South-Western College Publishing - Economics  
Dear Children
Subject Opportunity Cost
Topic Scarcity, Choice, and Opportunity Cost
Key Words Cost, Income
News Story

Few people apparently concern themselves with the cost of child when deciding to have children. If they were to look at the cost, the population would be declining. A British study has found that a child raised in Britain costs approximately $80,000 up to age 17 for regular expenses such as clothing, books, trips, childcare, diapers, toiletries, presents, toys, and phone calls. As children grow, peer pressure may lead to more clothing and toy expenses. If both parents are working, or they divorce, feelings of guilt may cause them to satisfy their children's' demands with additional material things.

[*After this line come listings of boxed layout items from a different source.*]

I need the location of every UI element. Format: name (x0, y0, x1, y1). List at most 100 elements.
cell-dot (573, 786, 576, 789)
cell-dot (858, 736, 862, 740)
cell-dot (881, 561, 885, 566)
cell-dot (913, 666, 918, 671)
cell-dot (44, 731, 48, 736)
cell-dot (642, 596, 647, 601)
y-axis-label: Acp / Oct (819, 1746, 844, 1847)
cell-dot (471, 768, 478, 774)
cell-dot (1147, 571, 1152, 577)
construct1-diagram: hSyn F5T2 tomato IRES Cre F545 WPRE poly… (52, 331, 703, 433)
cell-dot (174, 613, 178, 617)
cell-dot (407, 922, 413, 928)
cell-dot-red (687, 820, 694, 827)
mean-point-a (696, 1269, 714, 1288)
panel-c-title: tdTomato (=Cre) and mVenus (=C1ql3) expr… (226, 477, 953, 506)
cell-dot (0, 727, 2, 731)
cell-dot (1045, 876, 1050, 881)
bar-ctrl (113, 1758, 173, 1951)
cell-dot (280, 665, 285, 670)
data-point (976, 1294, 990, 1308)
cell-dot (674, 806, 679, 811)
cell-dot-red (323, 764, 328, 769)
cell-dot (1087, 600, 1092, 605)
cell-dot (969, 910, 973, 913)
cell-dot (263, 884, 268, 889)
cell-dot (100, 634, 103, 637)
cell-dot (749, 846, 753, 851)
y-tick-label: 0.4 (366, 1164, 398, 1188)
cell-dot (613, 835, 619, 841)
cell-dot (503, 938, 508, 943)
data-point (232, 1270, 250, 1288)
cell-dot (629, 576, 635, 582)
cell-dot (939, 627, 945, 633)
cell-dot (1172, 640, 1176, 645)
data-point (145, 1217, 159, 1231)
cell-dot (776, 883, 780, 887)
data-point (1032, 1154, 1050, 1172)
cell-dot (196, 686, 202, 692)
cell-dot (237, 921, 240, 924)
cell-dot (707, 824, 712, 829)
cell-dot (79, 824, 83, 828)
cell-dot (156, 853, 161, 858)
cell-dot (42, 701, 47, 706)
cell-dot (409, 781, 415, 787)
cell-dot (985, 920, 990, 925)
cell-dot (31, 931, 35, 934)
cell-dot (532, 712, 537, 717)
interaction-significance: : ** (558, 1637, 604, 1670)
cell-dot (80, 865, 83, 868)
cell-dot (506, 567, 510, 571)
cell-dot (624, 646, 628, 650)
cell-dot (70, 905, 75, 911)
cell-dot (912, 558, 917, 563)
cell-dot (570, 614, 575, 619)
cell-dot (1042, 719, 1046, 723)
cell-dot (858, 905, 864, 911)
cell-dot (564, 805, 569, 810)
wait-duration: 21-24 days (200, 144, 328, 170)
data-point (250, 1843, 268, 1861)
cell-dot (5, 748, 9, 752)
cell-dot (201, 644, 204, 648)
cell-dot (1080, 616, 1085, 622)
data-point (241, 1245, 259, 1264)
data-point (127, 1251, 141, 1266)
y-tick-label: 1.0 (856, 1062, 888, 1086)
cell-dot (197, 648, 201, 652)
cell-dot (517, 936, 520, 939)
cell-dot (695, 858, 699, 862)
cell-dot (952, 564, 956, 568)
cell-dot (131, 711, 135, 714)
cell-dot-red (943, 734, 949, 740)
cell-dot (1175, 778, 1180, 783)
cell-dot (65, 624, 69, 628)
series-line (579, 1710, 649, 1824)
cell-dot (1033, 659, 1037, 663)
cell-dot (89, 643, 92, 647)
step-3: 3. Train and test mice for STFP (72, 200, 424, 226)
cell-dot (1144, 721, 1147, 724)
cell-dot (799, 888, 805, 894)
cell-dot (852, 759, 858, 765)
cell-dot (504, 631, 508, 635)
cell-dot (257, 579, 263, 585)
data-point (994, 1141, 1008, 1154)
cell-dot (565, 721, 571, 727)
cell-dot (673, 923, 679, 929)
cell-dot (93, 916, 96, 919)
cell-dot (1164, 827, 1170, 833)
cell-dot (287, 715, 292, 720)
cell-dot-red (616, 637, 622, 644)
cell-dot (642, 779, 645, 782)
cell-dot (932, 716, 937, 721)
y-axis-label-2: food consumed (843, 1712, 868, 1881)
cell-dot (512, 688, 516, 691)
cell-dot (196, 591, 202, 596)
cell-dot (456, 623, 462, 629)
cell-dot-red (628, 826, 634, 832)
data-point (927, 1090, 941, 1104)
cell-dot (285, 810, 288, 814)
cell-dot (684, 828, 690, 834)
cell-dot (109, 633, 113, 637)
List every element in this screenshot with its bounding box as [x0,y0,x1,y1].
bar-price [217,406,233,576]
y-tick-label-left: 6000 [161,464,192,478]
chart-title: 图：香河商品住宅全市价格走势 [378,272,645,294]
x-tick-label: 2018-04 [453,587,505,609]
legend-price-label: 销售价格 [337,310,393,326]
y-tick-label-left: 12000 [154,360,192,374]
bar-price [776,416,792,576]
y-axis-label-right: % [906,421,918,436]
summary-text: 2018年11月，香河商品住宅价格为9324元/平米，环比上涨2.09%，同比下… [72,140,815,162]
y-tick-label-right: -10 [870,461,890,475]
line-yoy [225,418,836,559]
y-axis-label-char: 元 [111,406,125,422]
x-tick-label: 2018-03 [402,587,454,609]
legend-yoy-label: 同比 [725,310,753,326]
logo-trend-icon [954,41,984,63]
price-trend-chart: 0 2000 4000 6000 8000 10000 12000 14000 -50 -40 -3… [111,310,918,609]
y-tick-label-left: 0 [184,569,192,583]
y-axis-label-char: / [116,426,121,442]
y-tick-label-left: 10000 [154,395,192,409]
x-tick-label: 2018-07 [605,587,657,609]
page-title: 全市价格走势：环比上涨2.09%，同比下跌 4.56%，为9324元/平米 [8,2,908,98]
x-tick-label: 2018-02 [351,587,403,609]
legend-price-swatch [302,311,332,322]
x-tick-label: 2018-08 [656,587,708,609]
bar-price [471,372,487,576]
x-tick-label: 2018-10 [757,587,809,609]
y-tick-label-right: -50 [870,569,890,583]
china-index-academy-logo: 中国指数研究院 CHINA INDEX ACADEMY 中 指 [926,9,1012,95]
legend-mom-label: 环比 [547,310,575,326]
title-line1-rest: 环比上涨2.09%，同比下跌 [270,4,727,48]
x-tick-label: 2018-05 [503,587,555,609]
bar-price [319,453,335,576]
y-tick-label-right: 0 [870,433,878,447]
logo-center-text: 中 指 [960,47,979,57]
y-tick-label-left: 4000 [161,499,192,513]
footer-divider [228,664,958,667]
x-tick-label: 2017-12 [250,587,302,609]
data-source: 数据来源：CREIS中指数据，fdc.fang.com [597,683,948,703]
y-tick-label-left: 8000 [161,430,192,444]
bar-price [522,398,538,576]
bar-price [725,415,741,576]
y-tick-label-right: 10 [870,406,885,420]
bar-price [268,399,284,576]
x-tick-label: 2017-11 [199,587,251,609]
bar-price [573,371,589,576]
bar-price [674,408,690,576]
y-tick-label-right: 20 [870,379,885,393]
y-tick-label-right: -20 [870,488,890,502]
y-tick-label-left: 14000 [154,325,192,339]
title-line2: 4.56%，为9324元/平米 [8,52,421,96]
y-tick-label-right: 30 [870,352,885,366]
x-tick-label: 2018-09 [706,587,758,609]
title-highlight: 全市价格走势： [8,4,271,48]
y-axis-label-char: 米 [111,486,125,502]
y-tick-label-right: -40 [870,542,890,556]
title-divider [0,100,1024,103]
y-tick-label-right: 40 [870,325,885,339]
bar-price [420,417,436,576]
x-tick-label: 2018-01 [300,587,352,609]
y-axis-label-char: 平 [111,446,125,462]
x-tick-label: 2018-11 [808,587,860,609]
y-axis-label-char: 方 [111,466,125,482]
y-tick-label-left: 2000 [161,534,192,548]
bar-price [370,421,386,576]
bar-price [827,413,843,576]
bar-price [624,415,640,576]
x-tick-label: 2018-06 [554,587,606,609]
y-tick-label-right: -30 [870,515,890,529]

A private school education would add more, as would a full-time nanny. In addition, mothers with two children can lose $400,000 due to lost hours, lost promotions, part-time work, and lower retirement income.

(Updated April 1, 1999)

Questions
1. What are the explicit or direct, out-of-pocket, types of costs of having a child?
2. What are the implicit or indirect costs of having a child?
3. Given all these costs, why might it still be economically rational for people to decide to have children?
Source Jill Insley, "Treasures beyond price? You don't know the half of it", The Observer, February 7, 1999.